Divorced, the father of an adult son, he works in an office, although we never find out much about what he does. Rather, the novel revolves around small interactions, particularly with two old friends and with a woman he meets on a dating site. "Sometimes," he tells us, "you're so alone you think you're talking aloud even when you haven't said a word."
Fabre is a genius of these nuanced, interior moments; his 2008 novel, "The Waitress Was New," offered a similar glimpse of quiet lives. Born and raised in Paris, he's written a dozen or so books, but none of the others have been translated into English.
That's a real loss, because in both "The Waitress Was New" and "Guys Like Me," he stakes out a compelling territory, explicating the inner lives of characters who cannot quite articulate their hopes and longings to themselves. Middle-aged, middle-class, office workers mostly, they are reminiscent of the grey men and women evoked by Nathanael West in "Miss Lonelyhearts," except that Fabre's characters are motivated more by disappointment than despair.
This is not to say they are without hope, or even redemption, although this, too, happens on its own terms. Fabre's narrator finds solace (if that's the right word) in his relationship with his son, which is tentative yet caring, and in the possibilities of his connection to the woman as it grows.
And yet, he never promises too much, or expects anything. "I dreamed about my childhood," he acknowledges, in one of the novel's liveliest passages. "That doesn't happen often these days. It seemed quite beautiful now. Why? Maybe because I didn't have much time left? And then finally it all calmed down, as if nothing had happened, just like that, because it was the next day."
What Fabre is getting at is the insubstantiality of even the most resonant moment, the way that we are all lost in the face of time.

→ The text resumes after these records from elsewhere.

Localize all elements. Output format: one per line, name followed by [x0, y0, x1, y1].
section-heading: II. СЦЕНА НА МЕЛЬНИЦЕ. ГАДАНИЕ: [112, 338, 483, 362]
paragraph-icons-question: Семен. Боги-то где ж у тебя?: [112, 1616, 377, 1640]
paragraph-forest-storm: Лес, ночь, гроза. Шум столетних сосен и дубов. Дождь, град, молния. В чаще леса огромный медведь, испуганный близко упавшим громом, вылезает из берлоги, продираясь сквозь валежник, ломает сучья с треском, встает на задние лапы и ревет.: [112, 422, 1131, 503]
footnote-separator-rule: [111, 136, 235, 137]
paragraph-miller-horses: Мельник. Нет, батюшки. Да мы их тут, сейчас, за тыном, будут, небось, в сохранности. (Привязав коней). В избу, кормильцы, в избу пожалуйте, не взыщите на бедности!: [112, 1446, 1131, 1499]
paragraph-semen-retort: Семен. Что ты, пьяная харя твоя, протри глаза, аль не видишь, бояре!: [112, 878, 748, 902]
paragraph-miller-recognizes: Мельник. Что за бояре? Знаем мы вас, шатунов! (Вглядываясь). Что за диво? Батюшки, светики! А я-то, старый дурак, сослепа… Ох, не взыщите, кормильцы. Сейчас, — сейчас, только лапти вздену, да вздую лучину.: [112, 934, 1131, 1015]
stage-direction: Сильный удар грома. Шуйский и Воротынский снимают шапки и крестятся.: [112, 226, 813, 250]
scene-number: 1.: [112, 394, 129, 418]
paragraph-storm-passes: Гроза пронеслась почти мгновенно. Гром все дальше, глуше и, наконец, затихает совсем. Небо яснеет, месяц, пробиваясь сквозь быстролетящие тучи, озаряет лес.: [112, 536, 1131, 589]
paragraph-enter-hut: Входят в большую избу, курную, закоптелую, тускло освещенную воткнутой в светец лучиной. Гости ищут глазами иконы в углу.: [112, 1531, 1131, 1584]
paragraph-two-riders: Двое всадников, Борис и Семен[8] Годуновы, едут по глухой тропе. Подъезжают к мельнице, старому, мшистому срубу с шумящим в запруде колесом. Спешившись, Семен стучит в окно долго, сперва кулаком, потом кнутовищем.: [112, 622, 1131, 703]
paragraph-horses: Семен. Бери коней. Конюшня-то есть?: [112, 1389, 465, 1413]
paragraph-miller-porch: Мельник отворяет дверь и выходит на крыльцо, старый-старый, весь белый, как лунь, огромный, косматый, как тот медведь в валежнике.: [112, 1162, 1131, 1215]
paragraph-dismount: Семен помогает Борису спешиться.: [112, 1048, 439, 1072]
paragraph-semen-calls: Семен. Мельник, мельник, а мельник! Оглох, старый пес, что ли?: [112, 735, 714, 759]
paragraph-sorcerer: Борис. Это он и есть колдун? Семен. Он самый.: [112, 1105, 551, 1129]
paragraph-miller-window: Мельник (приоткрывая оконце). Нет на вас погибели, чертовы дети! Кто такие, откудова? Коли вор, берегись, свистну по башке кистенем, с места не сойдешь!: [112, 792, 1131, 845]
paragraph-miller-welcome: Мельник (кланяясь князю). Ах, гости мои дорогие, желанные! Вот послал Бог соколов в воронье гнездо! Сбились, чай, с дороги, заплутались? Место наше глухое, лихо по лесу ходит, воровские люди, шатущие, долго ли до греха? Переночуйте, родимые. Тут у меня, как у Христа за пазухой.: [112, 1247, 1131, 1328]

On the one hand, that's a theme that runs throughout contemporary French literature; it echoes the work of novelists such as Albert Camus, Patrick Modiano, Nathalie Sarraute. On the other, it gets at not just the condition of modernity but humanity itself. The story Fabre tells is that of every one of us: looking for meaning in the mundane, moving through our lives, our interactions, as if through the fabric of a dream. What we live on the outside and what we feel on the inside — that is the divide he traces in this book.
It's tempting to call "Guys Like Me" a novel about nothing, but in fact it is more accurately about everything. How do we live? it asks to consider. And: What does our existence mean? That it doesn't offer an answer is the point precisely because answers crumble in the end. "I'm waiting for tomorrow," Fabre's narrator tells us. "Well, there it is."